作者
Fei Wu,Zengfu Zhang,Minglei Wang,Yuequn Ma,Vivek Verma,Changyang Xiao,Zhong Tao,Xiaozheng Chen,Meng Wu,Jinming Yu,Dawei Chen
摘要
Although the combination of immunotherapy and radiation therapy to treat various malignancies is rapidly expanding, concerns regarding increased pulmonary toxicities remain. The mechanisms of immunotherapy- and irradiation-induced lung injury involve a complex interplay of cell types and signaling pathways, much of which remains to be elucidated.C57/BL6 mice were treated with a single fraction (20 Gy) of radiation therapy to the right lung or 200 μg anti-Programmed cell death protein 1 antibody twice a week. At 7, 30, and 60 days after treatment, the lung tissues were obtained for unbiased single-cell RNA sequencing or histologic staining. The Seurat analysis pipeline, Cellchat, Monocol, and Single-Cell rEgulatory Network Inference and Clustering were used to define cell types, mechanisms, and mediators driving pathologic remodeling in response to this lung injury.
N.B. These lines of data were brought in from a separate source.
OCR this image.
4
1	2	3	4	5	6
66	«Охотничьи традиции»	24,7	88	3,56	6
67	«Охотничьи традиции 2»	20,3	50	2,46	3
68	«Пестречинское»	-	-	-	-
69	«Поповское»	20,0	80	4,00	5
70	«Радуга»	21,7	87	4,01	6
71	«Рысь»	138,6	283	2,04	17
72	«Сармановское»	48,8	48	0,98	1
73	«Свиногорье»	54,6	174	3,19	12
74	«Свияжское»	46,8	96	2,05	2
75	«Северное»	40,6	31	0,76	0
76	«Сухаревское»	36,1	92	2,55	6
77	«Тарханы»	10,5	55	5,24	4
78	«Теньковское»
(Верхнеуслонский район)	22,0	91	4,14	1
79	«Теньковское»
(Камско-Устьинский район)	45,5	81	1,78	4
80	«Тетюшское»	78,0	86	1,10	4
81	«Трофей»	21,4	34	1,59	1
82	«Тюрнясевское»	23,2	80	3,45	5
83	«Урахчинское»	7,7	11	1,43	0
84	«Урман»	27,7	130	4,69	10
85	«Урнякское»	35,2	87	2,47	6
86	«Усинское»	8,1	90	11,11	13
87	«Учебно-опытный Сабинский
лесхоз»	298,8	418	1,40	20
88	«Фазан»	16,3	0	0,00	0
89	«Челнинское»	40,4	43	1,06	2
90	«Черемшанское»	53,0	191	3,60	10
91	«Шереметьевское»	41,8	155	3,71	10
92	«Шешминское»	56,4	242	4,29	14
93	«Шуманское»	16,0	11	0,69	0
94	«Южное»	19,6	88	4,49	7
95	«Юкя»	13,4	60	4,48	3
Reverse transcription polymerase chain reaction, immunofluorescent staining, and multiplex immunohistochemistry were applied to validate the key results.Thirty distinct cell subsets encompassing 75,396 cells were identified. A comprehensive investigation of cell-cell crosstalk revealed that monokine signals derived from senescent fibroblasts were substantially elevated after lung injury. Independent analytical strategies revealed that senescence-like subtypes of fibroblasts, alveolar epithelial cells, B cells, and myeloid immune cells were functionally pathologic, with high expression of senescence-signature proteins, especially Apolipoprotein E, during injury response. Senescence markers were also elevated in irradiated human cell lines, mouse cell lines (B3T3 and L929), and the publicly available human pulmonary fibrosis data set.These findings demonstrate that the accumulation of senescence-like fibroblasts, macrophages, and alveolar epithelial cells is the primary common pathologic mechanism of immunotherapy- and irradiation-induced lung injury. These high-resolution transcriptomic data provide novel insights into therapeutic opportunities to predict or prevent therapy-induced lung injury.